Here’s some interesting work from Dana-Farber (earlier BioRxiv version here) that may turn into a rare example of repurposing an old drug, if it works out. The team was studying an enzyme called DNA polymerase theta (also known by its corresponding gene name, POLQ), which is one of the lesser-known members of that functional family. Some of these seem to be involved in DNA replication under high-stress conditions, and polymerase theta seems to be required when there is a deficiency in homologous recombination (HR) mechanisms in a cell (involved in the repair of double-strand breaks). Loss of both of those pathways leads to “synthetic lethality”, that is, a lethal effect from a combination of gene or protein knockdowns when neither of the individual targets are lethal by themselves.
There are tumor types that have that HR deficiency already operating, so there’s been a lot of interest in completing the synthetic lethality combo for those. One big push has been into PARP (poly ADP-ribose polymerase) inhibitors, several of which have reached the clinic and the market, but (as with most any oncology mechanism), PARP inhibitor resistance also develops. So you’d want another way to attack this mechanism, and polymerase theta has been the subject of a lot of interest.

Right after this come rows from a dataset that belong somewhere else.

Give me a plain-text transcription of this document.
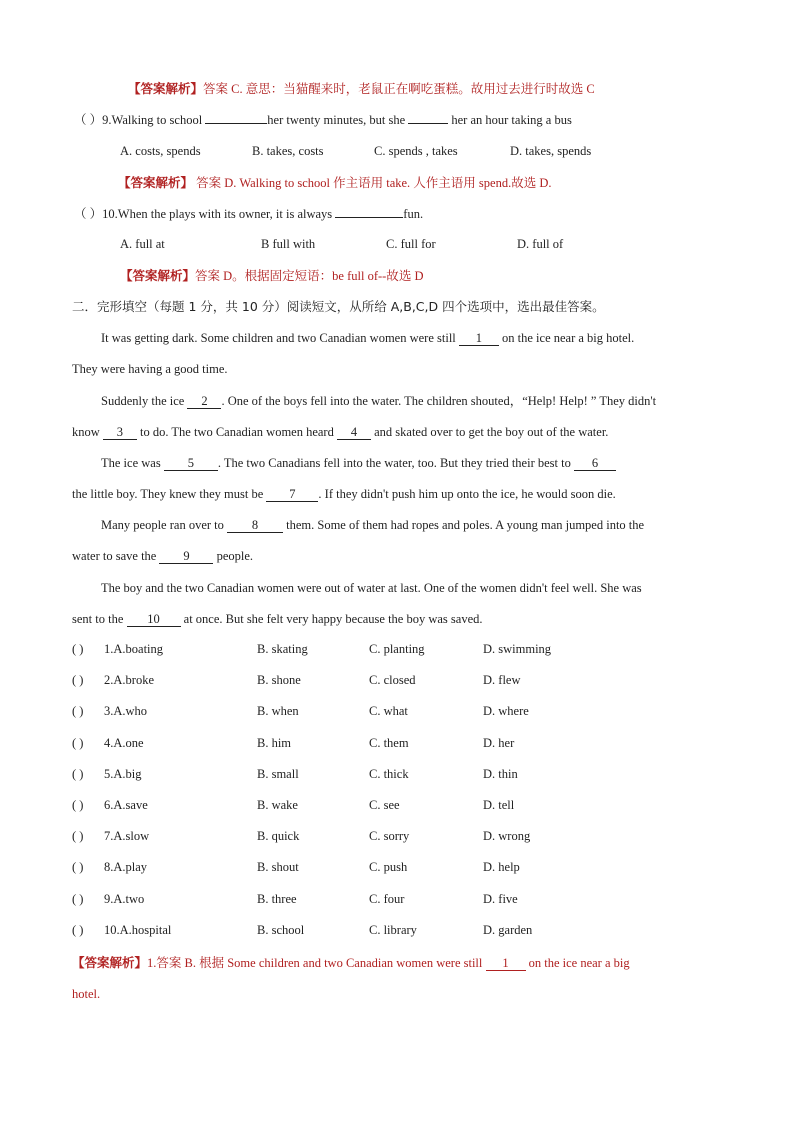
【答案解析】答案 C. 意思：当猫醒来时，老鼠正在啊吃蛋糕。故用过去进行时故选 C
（ ）9.Walking to school	her twenty minutes, but she	her an hour taking a bus
A. costs, spends	B. takes, costs	C. spends , takes	D. takes, spends
【答案解析】 答案 D. Walking to school 作主语用 take. 人作主语用 spend.故选 D.
（ ）10.When the plays with its owner, it is always	fun.
A. full at	B full with	C. full for	D. full of
【答案解析】答案 D。根据固定短语：be full of--故选 D
二．完形填空（每题 1 分，共 10 分）阅读短文，从所给 A,B,C,D 四个选项中，选出最佳答案。
It was getting dark. Some children and two Canadian women were still 1 on the ice near a big hotel.
They were having a good time.
Suddenly the ice 2 . One of the boys fell into the water. The children shouted，“Help! Help! ” They didn't
know 3 to do. The two Canadian women heard 4 and skated over to get the boy out of the water.
The ice was 5 . The two Canadians fell into the water, too. But they tried their best to 6
the little boy. They knew they must be 7 . If they didn't push him up onto the ice, he would soon die.
Many people ran over to 8 them. Some of them had ropes and poles. A young man jumped into the
water to save the 9 people.
The boy and the two Canadian women were out of water at last. One of the women didn't feel well. She was
sent to the 10 at once. But she felt very happy because the boy was saved.
( ) 1.A.boating	B. skating	C. planting	D. swimming
( ) 2.A.broke	B. shone	C. closed	D. flew
( ) 3.A.who	B. when	C. what	D. where
( ) 4.A.one	B. him	C. them	D. her
( ) 5.A.big	B. small	C. thick	D. thin
( ) 6.A.save	B. wake	C. see	D. tell
( ) 7.A.slow	B. quick	C. sorry	D. wrong
( ) 8.A.play	B. shout	C. push	D. help
( ) 9.A.two	B. three	C. four	D. five
( ) 10.A.hospital	B. school	C. library	D. garden
【答案解析】1.答案 B. 根据 Some children and two Canadian women were still 1 on the ice near a big
hotel.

In this case, the team found by screening that a longtime antibiotic molecule, novobiocin, turns out to be a good polymerase theta inhibitor. It’s long been known as a DNA gyrase inhibitor in bacteria, although not a clinically useful one, where it works by hitting an ATP-binding site. I spent some time messing around with it and some derivatives in my own antibiotic days. More recently, it’s been shown to hit other such sites, such as on human HSP90. And that’s what seems to be going on here: it seems to be working deep into an ATP pocket on the polymerase. There’s an impressive amount of cellular and in vivo validation in the paper, showing that novobiocin does indeed have significant effects on HR-deficient tumor lines (but not those that still have that pathway intact), that it potentiates the effects of PARP inhibitors in such tumors, and that indeed it can overcome PARP resistance once that has set in, at least through several of its known mechanisms. This may or may not bring novobiocin itself back as a drug – although it’s definitely something to look into – but it really shores up the whole idea of polymerase-theta inhibitors as drug candidates in general.
Novobiocin itself was withdrawn from the US market back in the 1980s, due to an unfavorable efficacy/safety profile. But that was in the context of other effective antibiotics – oncology is another matter. You would imagine that you’d want to treat patients with HR-deficient tumors with a dual regimen of PARP and polymerase-theta inhibitors, in order to give the cells fewer ways to escape. This paper demonstrates that the two pathways do seem to be independent, making it an obvious cocktail combination, and polymerase theta expression (the authors show) may well be a prospective marker for selecting the patients you’d want to treat.
Interestingly, novobiocin was actually the subject of an oncology trial in the early 1990s, since it had been shown to potentiate the effects of DNA-damaging agents in animal studies. Some of the patients in this Phase I showed responses, although the patients were in no way selected for HR-deficient tumor types, so a trial in those patients would seem to be a straightforward thing to mount, and I hope we see one underway soon.
There are other polymerase-theta inhibitors being investigated – here’s a paper that just came out with an allosteric inhibitor – but I don’t see how any of those will reach the clinic more quickly than novobiocin. And there’s a lot of clinical work to be done. Working out the combinations with various PARP inhibitors (with and without other DNA-targeting therapies) and figuring out patient selection will all need work, and novobiocin might be the tool to do it.